# Issue with squaring operators

1. May 17, 2013

### Sylvia Else

I'm, slowly, working through "Quantum Physics" by Stephen Gasiorowicz, second edition. On page 49, he gives the equation

i$\hbar$$\frac{\partial ψ(x, t)}{\partial t}$ = -$\frac{\hbar^{2}}{2m}$$\frac{\partial ^{2}ψ(x, t)}{\partial x^2}$

He then makes the identification $(h/i)(\partial/\partial x) = p_{op}$, which he has previously identified as the momentum operator, and rewrites the equation as

i$\hbar$$\frac{\partial ψ(x, t)}{\partial t}$ = $\frac{p^2_{op}}{2m}$$ψ(x, t)$

Then he observes that the operator on the right (which I construe to mean $p^2_{op}/2m$) is just the energy for a free particle. And that's where I get confused. As I understand it, the square of the momentum divided by twice the mass gives the energy, but $p^2_{op}$ isn't saying use the momentum squared, but apply the momentum operator twice.

What am I missing here?

Sylvia.

2. May 17, 2013

### The_Duck

Consider a state with a definite value of momentum. In QM, this means a state that is an eigenstate of the momentum operator. For example, a state $\psi(x)$ satisfying

$\hat{p} \psi(x) = k \psi(x)$

(where $\hat{p}$ is the momentum operator) has a momentum of $k$. Suppose we apply the momentum operator twice:

$\hat{p}^2 \psi(x) = \hat{p} \hat{p} \psi(x) = \hat{p} (k \psi(x)) = k \hat{p} \psi(x) = k^2 \psi(x)$.

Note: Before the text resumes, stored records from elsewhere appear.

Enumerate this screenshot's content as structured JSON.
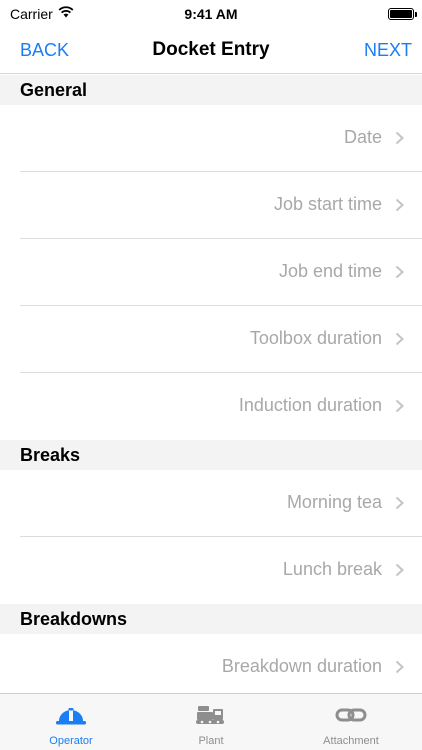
{
  "status_bar": {
    "carrier": "Carrier",
    "time": "9:41 AM"
  },
  "nav": {
    "back": "BACK",
    "title": "Docket Entry",
    "next": "NEXT"
  },
  "sections": [
    {
      "title": "General",
      "rows": [
        "Date",
        "Job start time",
        "Job end time",
        "Toolbox duration",
        "Induction duration"
      ]
    },
    {
      "title": "Breaks",
      "rows": [
        "Morning tea",
        "Lunch break"
      ]
    },
    {
      "title": "Breakdowns",
      "rows": [
        "Breakdown duration"
      ]
    }
  ],
  "tabs": [
    {
      "label": "Operator",
      "icon": "hard-hat-icon",
      "active": true
    },
    {
      "label": "Plant",
      "icon": "truck-icon",
      "active": false
    },
    {
      "label": "Attachment",
      "icon": "link-icon",
      "active": false
    }
  ],
  "colors": {
    "accent": "#1a7ef5",
    "row_label": "#a8a8a8",
    "tab_inactive": "#8e8e8e",
    "section_bg": "#f3f3f3"
  }
}
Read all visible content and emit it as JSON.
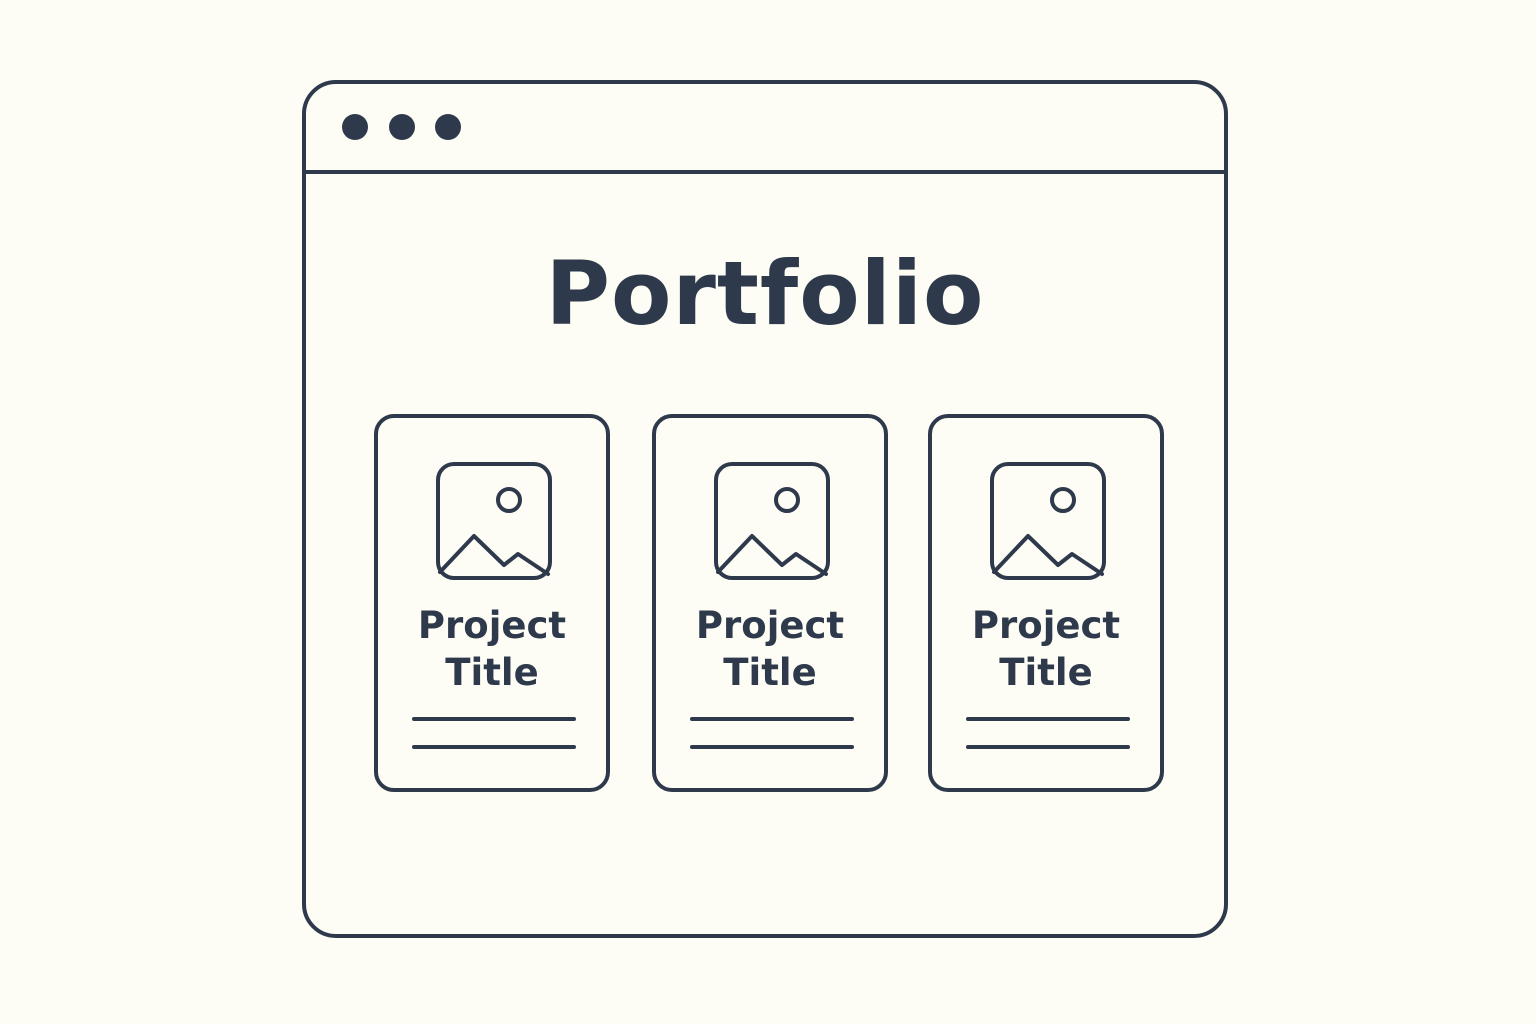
{
  "window": {
    "dots": [
      "window-dot",
      "window-dot",
      "window-dot"
    ]
  },
  "page": {
    "title": "Portfolio"
  },
  "cards": [
    {
      "title": "Project\nTitle",
      "icon": "image-placeholder-icon"
    },
    {
      "title": "Project\nTitle",
      "icon": "image-placeholder-icon"
    },
    {
      "title": "Project\nTitle",
      "icon": "image-placeholder-icon"
    }
  ],
  "colors": {
    "background": "#fdfcf5",
    "stroke": "#2e3a4c"
  }
}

So an eigenstate of the operator $\hat{p}$ with eigenvalue $k$ is an eigenstate of the operator $\hat{p}^2$ with eigenvalue $k^2$. The point is that applying the operator twice gives us exactly what we want: it squares the eigenvalue. We can legitimately think of the operator $\hat{p}^2$ as the "momentum-squared" operator.

3. May 17, 2013

### Sylvia Else

OK, I can follow that, thanks. He starts discussing eigenfunctions and eigentvalues a bit later. Perhaps readers are meant to take it on trust until then.

Sylvia.

4. May 18, 2013

### dextercioby

The mathematical operation of <squaring> a linear operator means <applying it twice>:

$$\hat{p}^2 := \hat{p}\circ\hat{p}$$

(For simplicity, let's neglect hat the momentum operator is unbounded).